Some of you who read my comments and Diaries on Health Care and Pharmacy know me. I'm a liberal pharmacist who is now going to be a Professor of Pharmacy at a large midwestern University, teaching about the duties of a professional, health economics, and health care ethics. I'm passionate about my profession, enough to return to grad school in my my 40's to be able to teach.
The pharmacist bashing that goes on here is sad.
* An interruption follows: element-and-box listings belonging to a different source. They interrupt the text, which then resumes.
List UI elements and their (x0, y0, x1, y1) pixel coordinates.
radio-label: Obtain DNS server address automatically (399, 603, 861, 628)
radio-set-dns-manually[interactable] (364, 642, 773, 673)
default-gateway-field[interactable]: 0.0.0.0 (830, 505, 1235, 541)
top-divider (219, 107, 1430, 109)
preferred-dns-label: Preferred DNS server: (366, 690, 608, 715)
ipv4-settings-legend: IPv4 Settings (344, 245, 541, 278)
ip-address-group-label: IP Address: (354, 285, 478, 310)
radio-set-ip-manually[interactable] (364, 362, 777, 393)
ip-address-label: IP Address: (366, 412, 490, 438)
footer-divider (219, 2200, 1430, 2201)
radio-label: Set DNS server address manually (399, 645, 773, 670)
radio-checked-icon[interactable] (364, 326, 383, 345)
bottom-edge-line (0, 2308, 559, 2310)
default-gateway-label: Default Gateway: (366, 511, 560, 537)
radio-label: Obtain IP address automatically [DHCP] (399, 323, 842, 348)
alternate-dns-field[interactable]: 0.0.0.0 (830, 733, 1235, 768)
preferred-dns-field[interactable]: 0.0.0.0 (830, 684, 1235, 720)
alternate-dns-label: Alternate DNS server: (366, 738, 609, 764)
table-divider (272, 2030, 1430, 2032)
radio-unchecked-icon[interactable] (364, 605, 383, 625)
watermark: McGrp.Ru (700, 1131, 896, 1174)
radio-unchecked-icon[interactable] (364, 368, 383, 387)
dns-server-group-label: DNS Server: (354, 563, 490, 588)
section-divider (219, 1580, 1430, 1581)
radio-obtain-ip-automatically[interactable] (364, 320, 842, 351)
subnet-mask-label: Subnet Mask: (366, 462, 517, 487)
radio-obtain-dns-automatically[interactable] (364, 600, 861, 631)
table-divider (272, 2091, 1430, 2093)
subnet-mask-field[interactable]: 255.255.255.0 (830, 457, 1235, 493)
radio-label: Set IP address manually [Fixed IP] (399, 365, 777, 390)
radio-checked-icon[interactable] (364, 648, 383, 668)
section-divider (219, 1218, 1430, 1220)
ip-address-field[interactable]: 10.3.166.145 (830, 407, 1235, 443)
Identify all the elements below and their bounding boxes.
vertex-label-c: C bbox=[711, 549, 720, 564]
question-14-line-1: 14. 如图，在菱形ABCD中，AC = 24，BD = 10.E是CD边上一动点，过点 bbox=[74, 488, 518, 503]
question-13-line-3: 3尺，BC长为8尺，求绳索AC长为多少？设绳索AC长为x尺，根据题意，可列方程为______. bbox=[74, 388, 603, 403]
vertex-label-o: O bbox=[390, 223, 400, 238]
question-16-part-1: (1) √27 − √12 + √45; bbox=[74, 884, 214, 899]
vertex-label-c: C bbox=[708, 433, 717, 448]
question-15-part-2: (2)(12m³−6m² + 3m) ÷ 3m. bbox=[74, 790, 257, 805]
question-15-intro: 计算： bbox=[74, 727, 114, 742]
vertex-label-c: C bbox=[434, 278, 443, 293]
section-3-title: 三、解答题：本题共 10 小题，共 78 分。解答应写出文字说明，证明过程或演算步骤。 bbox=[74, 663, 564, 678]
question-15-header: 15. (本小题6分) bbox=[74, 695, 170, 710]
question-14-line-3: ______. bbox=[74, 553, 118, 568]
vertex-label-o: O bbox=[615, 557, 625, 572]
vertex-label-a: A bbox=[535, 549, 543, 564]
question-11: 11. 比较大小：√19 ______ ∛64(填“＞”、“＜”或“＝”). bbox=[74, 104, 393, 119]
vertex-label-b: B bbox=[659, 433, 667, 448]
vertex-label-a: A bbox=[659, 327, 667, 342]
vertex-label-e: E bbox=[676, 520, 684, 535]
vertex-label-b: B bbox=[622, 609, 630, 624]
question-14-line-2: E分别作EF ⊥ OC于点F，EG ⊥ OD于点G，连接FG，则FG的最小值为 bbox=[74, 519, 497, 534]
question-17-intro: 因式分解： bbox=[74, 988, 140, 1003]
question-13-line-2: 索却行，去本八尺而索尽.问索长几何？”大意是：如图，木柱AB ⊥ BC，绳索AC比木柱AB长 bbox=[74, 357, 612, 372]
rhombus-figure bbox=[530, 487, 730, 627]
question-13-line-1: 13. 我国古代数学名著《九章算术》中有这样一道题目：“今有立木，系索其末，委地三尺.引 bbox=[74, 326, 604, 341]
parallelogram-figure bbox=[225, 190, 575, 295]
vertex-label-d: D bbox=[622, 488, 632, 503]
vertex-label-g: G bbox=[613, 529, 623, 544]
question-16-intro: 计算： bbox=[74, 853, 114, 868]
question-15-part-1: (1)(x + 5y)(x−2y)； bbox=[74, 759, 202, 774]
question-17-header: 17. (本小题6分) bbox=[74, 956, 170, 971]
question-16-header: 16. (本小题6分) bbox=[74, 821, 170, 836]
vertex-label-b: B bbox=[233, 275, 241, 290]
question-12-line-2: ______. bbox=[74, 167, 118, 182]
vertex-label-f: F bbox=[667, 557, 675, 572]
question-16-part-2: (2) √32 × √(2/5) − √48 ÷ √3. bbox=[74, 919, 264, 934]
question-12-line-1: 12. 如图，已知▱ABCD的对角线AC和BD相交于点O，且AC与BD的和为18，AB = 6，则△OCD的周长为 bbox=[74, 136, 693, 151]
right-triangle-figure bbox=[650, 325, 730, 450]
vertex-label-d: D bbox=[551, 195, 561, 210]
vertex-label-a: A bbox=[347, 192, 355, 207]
I'm guessing that almost everyone on here has had a prescription filled. Probably most have in the last six months. That filled prescription in your hand is due to the teamwork of the Pharmaceutical Industry, Physicians, Nurses, Pharmacy techs, and pharmacists. Behind the scenes we work together to get you a filled prescription that is right drug, right dose, right dosing interval. With no harmful drug interactions or allegry contraindictions. And we often get physcians to change to evidence based therapy that is often less toxic and expensive than what they orginally prescribed.
We do is despite being the point people for all the flack about insurance. Despite 8 hours shifts (and often longer) with no break, no meals, and 2 min runs to the rest room.
And there is a vocal miniscule minority who are constantly in the news for grandstanding on Plan B. All started by a real piece of work named Karen Bauer, founder and basically about the only member of "Pharmacists for Life". She is a convicted perjurist, fired for lying about a drug being in the pharmacies inventory. The other pharmacists are a few grandstanding zeolots who, quite frankly, piss off most of the rest of us.
For years professionals have been able to defer to another provider to serve the patient is moral issues are there for the original provider. This happens with physicians and nurses too, by the way. It's been quietly taken care of in a seamless manner until these recent rat bastards who do nothing but make a bad name for pharmacy.
These pharmacists are acting in an unethical manner, and the Code of Ethics of the American Pharmacists Association states that "Pharmacists must respect the cultural differences of their patients".
It doesn't mean be a dispensing machine, it means to take care of any issues in a seamless and quiet manner, unknown to the patient.